Monday I went walking with an old friend. Our oldest daughters had gone to first grade together, and somehow we have managed to keep connected through the years. It was a warm, beautiful fall day. Perfect for walking and talking. She was upset about a marriage that had recently fallen apart in her ward. She said, “They just renovated a house together! They seemed happy! How could something fall apart so quickly?”
I happened upon this article on Meridian Magazine, a Church of Jesus Christ of Latter-Day Saints online magazine—not an official Church publication—but one that writes for LatterDay Saints. It is a good reminder about how to safeguard our marriages.
Mark D. Clayton is a marriage therapist , former bishop and high councilor. He wrote:
“Many years ago, Carlfred Broderick, a church leader and prominent marital and family relations professor and therapist, coined the phrase “out of the blue like a scheduled airline”.
What an insight the above phrase is! It shows that when boundaries are crossed the predictable will happen, and a marriage can dissolve. Brother Clayton goes on to say:
“How do we keep our marital boundaries intact?
- Do not let prayer and scripture reading lapse.
- Do not stop communicating and resolving conflict.
- Do not try and “help” someone of the opposite gender (with personal or marital problems outside the boundary of a formal role and relationship).
- Do not share personal nor marital concerns with friends of the opposite gender.
- Do not be alone with the opposite gender.(in a casual setting outside a protective formal role)

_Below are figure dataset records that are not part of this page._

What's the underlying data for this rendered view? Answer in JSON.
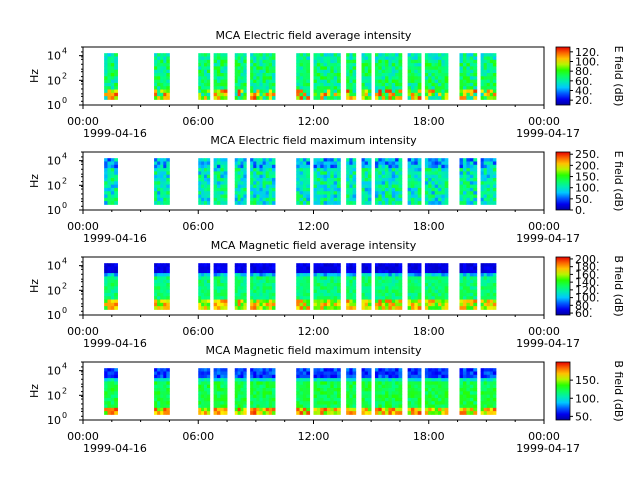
{
  "chart_data": [
    {
      "type": "heatmap",
      "title": "MCA  Electric field average intensity",
      "ylabel": "Hz",
      "y_scale": "log",
      "ylim_exponent": [
        0,
        4.7
      ],
      "y_ticks": [
        {
          "base": "10",
          "exp": "0"
        },
        {
          "base": "10",
          "exp": "2"
        },
        {
          "base": "10",
          "exp": "4"
        }
      ],
      "x_ticks": [
        "00:00",
        "06:00",
        "12:00",
        "18:00",
        "00:00"
      ],
      "x_dates": [
        "1999-04-16",
        "1999-04-17"
      ],
      "x_range_hours": [
        0,
        24
      ],
      "colorbar": {
        "label": "E field (dB)",
        "range": [
          10,
          130
        ],
        "ticks": [
          "20.",
          "40.",
          "60.",
          "80.",
          "100.",
          "120."
        ],
        "tick_values": [
          20,
          40,
          60,
          80,
          100,
          120
        ]
      },
      "style": "e_avg"
    },
    {
      "type": "heatmap",
      "title": "MCA  Electric field maximum intensity",
      "ylabel": "Hz",
      "y_scale": "log",
      "ylim_exponent": [
        0,
        4.7
      ],
      "y_ticks": [
        {
          "base": "10",
          "exp": "0"
        },
        {
          "base": "10",
          "exp": "2"
        },
        {
          "base": "10",
          "exp": "4"
        }
      ],
      "x_ticks": [
        "00:00",
        "06:00",
        "12:00",
        "18:00",
        "00:00"
      ],
      "x_dates": [
        "1999-04-16",
        "1999-04-17"
      ],
      "x_range_hours": [
        0,
        24
      ],
      "colorbar": {
        "label": "E field (dB)",
        "range": [
          0,
          260
        ],
        "ticks": [
          "0.",
          "50.",
          "100.",
          "150.",
          "200.",
          "250."
        ],
        "tick_values": [
          0,
          50,
          100,
          150,
          200,
          250
        ]
      },
      "style": "e_max"
    },
    {
      "type": "heatmap",
      "title": "MCA  Magnetic field average intensity",
      "ylabel": "Hz",
      "y_scale": "log",
      "ylim_exponent": [
        0,
        4.7
      ],
      "y_ticks": [
        {
          "base": "10",
          "exp": "0"
        },
        {
          "base": "10",
          "exp": "2"
        },
        {
          "base": "10",
          "exp": "4"
        }
      ],
      "x_ticks": [
        "00:00",
        "06:00",
        "12:00",
        "18:00",
        "00:00"
      ],
      "x_dates": [
        "1999-04-16",
        "1999-04-17"
      ],
      "x_range_hours": [
        0,
        24
      ],
      "colorbar": {
        "label": "B field (dB)",
        "range": [
          55,
          205
        ],
        "ticks": [
          "60.",
          "80.",
          "100.",
          "120.",
          "140.",
          "160.",
          "180.",
          "200."
        ],
        "tick_values": [
          60,
          80,
          100,
          120,
          140,
          160,
          180,
          200
        ]
      },
      "style": "b_avg"
    },
    {
      "type": "heatmap",
      "title": "MCA  Magnetic field maximum intensity",
      "ylabel": "Hz",
      "y_scale": "log",
      "ylim_exponent": [
        0,
        4.7
      ],
      "y_ticks": [
        {
          "base": "10",
          "exp": "0"
        },
        {
          "base": "10",
          "exp": "2"
        },
        {
          "base": "10",
          "exp": "4"
        }
      ],
      "x_ticks": [
        "00:00",
        "06:00",
        "12:00",
        "18:00",
        "00:00"
      ],
      "x_dates": [
        "1999-04-16",
        "1999-04-17"
      ],
      "x_range_hours": [
        0,
        24
      ],
      "colorbar": {
        "label": "B field (dB)",
        "range": [
          40,
          200
        ],
        "ticks": [
          "50.",
          "100.",
          "150."
        ],
        "tick_values": [
          50,
          100,
          150
        ]
      },
      "style": "b_max"
    }
  ],
  "data_segments_hours": [
    [
      1.1,
      1.8
    ],
    [
      3.7,
      4.5
    ],
    [
      6.0,
      6.6
    ],
    [
      6.8,
      7.5
    ],
    [
      7.9,
      8.5
    ],
    [
      8.7,
      10.0
    ],
    [
      11.1,
      11.8
    ],
    [
      12.0,
      13.4
    ],
    [
      13.7,
      14.2
    ],
    [
      14.5,
      15.0
    ],
    [
      15.2,
      16.6
    ],
    [
      16.9,
      17.6
    ],
    [
      17.8,
      19.0
    ],
    [
      19.6,
      20.5
    ],
    [
      20.7,
      21.5
    ]
  ]
}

- Keep sexual boundaries rigidly within the bounds of the commandments, both letter and spirit.
- Do not entertain fantasies.
- Do not view pornography.
- Do not sext.
- Do not social media stalk.’
Bother Clayton gives many examples in this article of how things slide and then after each example, he says, “Boundary crossed.” That’s it.
Elder Neal A. Maxwell said, “Those who live “after the manner of happiness” (2 Ne. 5:27) also wisely develop protective, spiritual manners. These manners are reflected in their proper dress, language, humor, and music, thereby sending the signal of determined discipleship (see Prov. 23:7).”
I am looking forward to General Conference! In my institute class this week, Brother Bartholemew said there have been so many rumors of changes for this General Conference. He said, ” This is not a bingo card where we are guessing what the prophet will say. It’s not a bunch of men in a boardroom. These men and women are speaking for the Savior. They are His messengers. Please tell your children that President Nelson is speaking for the Savior.”
Well said. Have a wonderful weekend!